A Vibo Valentia, il VI raduno dei militari della Compagnia Speciale Carabinieri, organizzato dal decano Maresciallo Mariano Pinizzotto, nonché da S.Ten. Antonio Di Lorenzo, Lgt Domenico Pizzulli, C.re s. Giuseppe Foglia, presso la Caserma “Luigi Razza”, sede del 14° Battaglione Carabinieri “Calabria” e dove si è svolta la cerimonia commemorativa del 39° anniversario dell’uccisione del Carabiniere M.A.V.M. Antonino Civinini. Momenti di profonda commozione per onorare il sacrificio di Antonino Civinini che, giovane di 27 anni, ha incarnato sino all’estremo sacrificio le virtù dell’Arma dei Carabinieri.

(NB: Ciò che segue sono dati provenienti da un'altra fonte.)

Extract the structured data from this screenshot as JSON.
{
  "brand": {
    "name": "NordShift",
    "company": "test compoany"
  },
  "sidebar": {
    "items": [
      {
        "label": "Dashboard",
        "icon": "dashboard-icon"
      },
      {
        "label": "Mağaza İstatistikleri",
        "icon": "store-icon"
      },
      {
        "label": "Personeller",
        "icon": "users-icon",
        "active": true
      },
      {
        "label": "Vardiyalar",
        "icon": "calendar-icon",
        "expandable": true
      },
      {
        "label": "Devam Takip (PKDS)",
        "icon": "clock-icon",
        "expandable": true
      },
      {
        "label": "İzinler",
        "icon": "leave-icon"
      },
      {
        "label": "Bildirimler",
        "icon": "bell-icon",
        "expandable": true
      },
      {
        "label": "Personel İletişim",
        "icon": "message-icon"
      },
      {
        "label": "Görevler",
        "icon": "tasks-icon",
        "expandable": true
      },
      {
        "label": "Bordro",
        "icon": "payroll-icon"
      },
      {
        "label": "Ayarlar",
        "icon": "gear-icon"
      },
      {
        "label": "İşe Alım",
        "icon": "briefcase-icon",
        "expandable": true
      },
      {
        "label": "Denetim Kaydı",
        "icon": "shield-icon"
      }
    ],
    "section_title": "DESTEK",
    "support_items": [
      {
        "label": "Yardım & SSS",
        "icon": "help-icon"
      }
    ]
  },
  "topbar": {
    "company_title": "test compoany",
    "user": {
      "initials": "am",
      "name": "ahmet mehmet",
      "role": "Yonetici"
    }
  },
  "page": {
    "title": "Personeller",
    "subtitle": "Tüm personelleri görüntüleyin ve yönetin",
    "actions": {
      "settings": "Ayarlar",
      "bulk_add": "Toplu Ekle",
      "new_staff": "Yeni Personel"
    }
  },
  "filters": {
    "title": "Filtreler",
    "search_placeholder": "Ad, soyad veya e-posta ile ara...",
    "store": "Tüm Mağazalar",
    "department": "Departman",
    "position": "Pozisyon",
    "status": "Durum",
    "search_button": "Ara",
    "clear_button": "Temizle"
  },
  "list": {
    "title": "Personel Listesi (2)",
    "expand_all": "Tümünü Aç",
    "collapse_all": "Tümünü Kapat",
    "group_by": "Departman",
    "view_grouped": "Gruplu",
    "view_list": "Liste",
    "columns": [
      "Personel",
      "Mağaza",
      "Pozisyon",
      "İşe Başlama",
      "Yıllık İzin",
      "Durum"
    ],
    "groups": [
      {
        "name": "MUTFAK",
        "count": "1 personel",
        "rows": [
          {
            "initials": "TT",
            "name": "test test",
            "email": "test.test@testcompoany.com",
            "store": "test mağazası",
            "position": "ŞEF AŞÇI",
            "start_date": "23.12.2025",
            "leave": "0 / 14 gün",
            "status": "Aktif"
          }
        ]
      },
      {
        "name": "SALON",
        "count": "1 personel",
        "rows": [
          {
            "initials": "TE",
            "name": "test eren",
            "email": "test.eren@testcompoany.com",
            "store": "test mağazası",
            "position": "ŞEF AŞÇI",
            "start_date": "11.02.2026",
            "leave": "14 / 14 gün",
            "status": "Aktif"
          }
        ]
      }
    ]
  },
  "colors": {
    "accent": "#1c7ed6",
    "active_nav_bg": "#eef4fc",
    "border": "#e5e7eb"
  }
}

Alla commemorazione hanno partecipato i militari del Comando Provinciale, del 14° Battaglione Calabria, dello Squadrone Eliportato Cacciatori, dell’8° Nucleo Elicotteri e del Nucleo Cinofili, l’Associazione Nazionale Carabinieri di Vibo Valentia e di Rosarno, nonché l’Associazione Nazionale del “Nastro Verde” Calabria. Presenti i numerosissimi carabinieri in congedo giunti da tutta Italia, accompagnati dai familiari, che sono stati impiegati in servizio alla mitica Compagnia Speciale di Rosarno e poi di Vibo Valentia, per rendere gli onori al collega caduto nell’adempimento del dovere.
Deposta una corona di alloro alla lapide dedicata all’eroe, i convenuti hanno partecipato alla celebrazione della Santa Messa in suffragio presso il Santuario Cuore Immacolato di Maria Rifugio delle Anime di Paravati del Comune di Mileto.
Il Colonnello Antonio Parillo, Comandante Provinciale dei Carabinieri di Vibo Valentia, ha cosi sintetizzato il sacrificio del Carabiniere Antonino Civinini: “Civinini è un simbolo di dedizione allo Stato, di coraggio al servizio della società. Valori ed esempi di vita che indicano ai giovani carabinieri la strada del dovere”.
In nome della Patria, contro l’odio, la violenza, il crimine, il tormento ‘ndrangheta, gratificati dal sorriso di Dio, in battaglie costanti e ostinate, ma che ancora oggi consentono, ogni sera, di chiudere gli occhi in pace per aver compiuto il proprio dovere e, la mattina dopo, di potere guardarsi allo specchio con fierezza senza la minima vergogna.
Il donarsi non è un circolo, ma una retta. Il circolo è l’immagine dell’utile, la retta, di contro, è la figura del donarsi, è il non ritorno, è l’impossibile dei generosi che annichila la coscienza dei vili.
Tanto tempo è passato da quel giorno del 1987, ma la missione del Carabiniere continua a essere il servizio allo Stato italiano e alla sua popolazione. La scelta di onorare, ogni giorno e ogni dove, gli alamari, riempie l’esistenza lunga e fugace, vissuta con l’entusiasmo e con forza del primo giorno, conferma l’importanza di chiari riferimenti etici, di una guida morale e concreta.
I reduci, i più vecchi, si guardano coscienti di proiettare l’ombra di quello che sono stati. Al conviviale, in un giorno caldo e soleggiato di Vibo Valentia, i bicchieri si incontrano in un brindisi per rinvigorire e confermare l’amicizia del tempo passato.